Design and construction
- Architect: Henri Ratouin

= Hôtel de Ville, Saint-Maur-des-Fossés =

Town hall in Saint-Maur-des-Fossés, France

The Hôtel de Ville (/fr/, City Hall) is a municipal building in Saint-Maur-des-Fossés, Val-de-Marne, France in the southeastern suburbs of Paris standing on Avenue Victor Hugo. It has been included on the Inventaire général des monuments by the French Ministry of Culture since 1986.

==History==
Following the French Revolution, the town council initially rented premises for its meetings, but held a ball to celebrate after establishing its first municipal offices in 1839. However, within two decades this building was dilapidated and cramped and, in May 1864, the council decided to relocate to the home of the Mayet family at No. 1 Avenue de Condé, near Place de l'Église. A few years later, the town council considered the matter again and decided to relocate to a more central location. The site they selected, on the south side of what is now Avenue Victor Hugo, was owned by Sieur Mahieu. The new building was designed by Henri Ratouin in the Louis XIII style, built in ashlar stone and was completed in 1876.

The original design involved a symmetrical main frontage of just five bays facing onto Avenue Victor Hugo. The central section of the three bays, which was slightly projected forward, featured a short flight of steps leading up to a segmental headed doorway with a keystone, flanked by a pair of round headed windows with keystones. There were three casement windows with triangular pediments and a central balcony on the first floor. The first-floor windows were flanked by Corinthian order pilasters supporting an entablature, a modillioned cornice and an ornate parapet with a central clock flanked by pilasters supporting a segmental pediment. Behind the clock, there was a steep roof surmounted by an octagonal belfry. The adjoining bays were fenestrated by round headed windows on the ground floor, by square headed windows with cornices on the first floor, and by dormer windows at attic level. Internally, the principal rooms were the Salle des Fêtes (ballroom), which was 42 metres long and 12 metres wide, and the Salle des Mariages (wedding room), which was decorated with murals painted by Paul Baudoin depicting family, work, marriage and war.

In 1930, following significant population growth, the town council, led by the mayor, Auguste Marin, decided to expand the building. The work was carried out to a design by Lucien Graf and most of the structural work was completed by 1939, although the modifications to the main frontage and the fitting out was completed later.

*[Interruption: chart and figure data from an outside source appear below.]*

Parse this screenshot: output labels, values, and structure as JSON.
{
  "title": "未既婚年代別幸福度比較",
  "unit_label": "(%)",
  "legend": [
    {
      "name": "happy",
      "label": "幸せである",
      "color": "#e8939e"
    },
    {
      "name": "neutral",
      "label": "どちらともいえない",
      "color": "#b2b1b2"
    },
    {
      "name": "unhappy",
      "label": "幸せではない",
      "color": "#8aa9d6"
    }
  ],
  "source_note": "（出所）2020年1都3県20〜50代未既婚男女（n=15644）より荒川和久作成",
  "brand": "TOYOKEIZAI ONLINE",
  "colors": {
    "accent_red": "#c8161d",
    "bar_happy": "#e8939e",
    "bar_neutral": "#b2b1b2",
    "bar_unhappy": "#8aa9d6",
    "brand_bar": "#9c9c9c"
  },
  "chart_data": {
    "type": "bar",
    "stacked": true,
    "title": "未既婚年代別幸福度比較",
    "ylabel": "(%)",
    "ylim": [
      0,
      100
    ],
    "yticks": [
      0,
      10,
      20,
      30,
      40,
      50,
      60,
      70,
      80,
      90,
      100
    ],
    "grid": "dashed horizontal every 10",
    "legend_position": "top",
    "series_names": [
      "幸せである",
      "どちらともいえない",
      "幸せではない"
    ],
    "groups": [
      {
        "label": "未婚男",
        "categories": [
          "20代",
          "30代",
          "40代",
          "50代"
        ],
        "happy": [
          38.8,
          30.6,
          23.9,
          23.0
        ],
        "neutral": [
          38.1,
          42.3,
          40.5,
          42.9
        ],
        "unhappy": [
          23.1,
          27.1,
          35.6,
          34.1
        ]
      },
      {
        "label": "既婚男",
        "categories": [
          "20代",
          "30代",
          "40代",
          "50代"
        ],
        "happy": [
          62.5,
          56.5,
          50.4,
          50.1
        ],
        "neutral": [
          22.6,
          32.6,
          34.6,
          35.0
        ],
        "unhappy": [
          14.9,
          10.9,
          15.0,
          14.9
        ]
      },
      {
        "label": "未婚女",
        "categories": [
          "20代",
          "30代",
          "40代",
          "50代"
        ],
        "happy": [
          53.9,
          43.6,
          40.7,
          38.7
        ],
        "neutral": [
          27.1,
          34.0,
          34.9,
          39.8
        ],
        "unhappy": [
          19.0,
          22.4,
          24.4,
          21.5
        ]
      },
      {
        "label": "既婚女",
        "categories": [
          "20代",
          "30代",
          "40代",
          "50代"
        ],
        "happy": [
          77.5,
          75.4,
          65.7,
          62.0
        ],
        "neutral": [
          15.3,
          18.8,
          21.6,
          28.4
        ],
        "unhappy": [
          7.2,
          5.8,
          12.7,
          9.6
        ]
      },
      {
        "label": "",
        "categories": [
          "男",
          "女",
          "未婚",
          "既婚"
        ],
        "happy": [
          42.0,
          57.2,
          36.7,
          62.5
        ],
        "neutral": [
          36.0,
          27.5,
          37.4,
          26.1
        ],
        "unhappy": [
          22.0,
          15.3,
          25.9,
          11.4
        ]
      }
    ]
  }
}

The expansion involved pavilions on both sides of the existing building.

Following liberation of the town by the French 2nd Armoured Division, commanded by General Philippe Leclerc, on 26 August 1944, a plaque was installed in the foyer of the town hall to commemorate the lives of local people who died at the hands of the Germans during the Second World War, either because they were transported to concentration camps or because they fought for the French Resistance.

Work on the modifications initiated by Marin resumed after the war. They involved the introduction of three new doorways flanked by pairs of Doric order columns on the ground floor, and the extension of the first-floor balcony right across the central section. A pair of statues by Albert Leclerc, depicting a female figure holding a coiled eel and a male figure holding a model of a castle, were installed adjacent to the clock. The left-hand pavilion accommodated the Salle du Conseil (council chamber), while the right-hand pavilion accommodated a new conference room. Murals by Yves Brayer and Paul Girol and sculptures by André Bizette-Lindet were installed in the room around the same time.

A sculpture entitled Le Grand Rocher (the Great Rock) by the sculptor, Pierre Lagénie, was unveiled in the garden to the east of the building in 2005.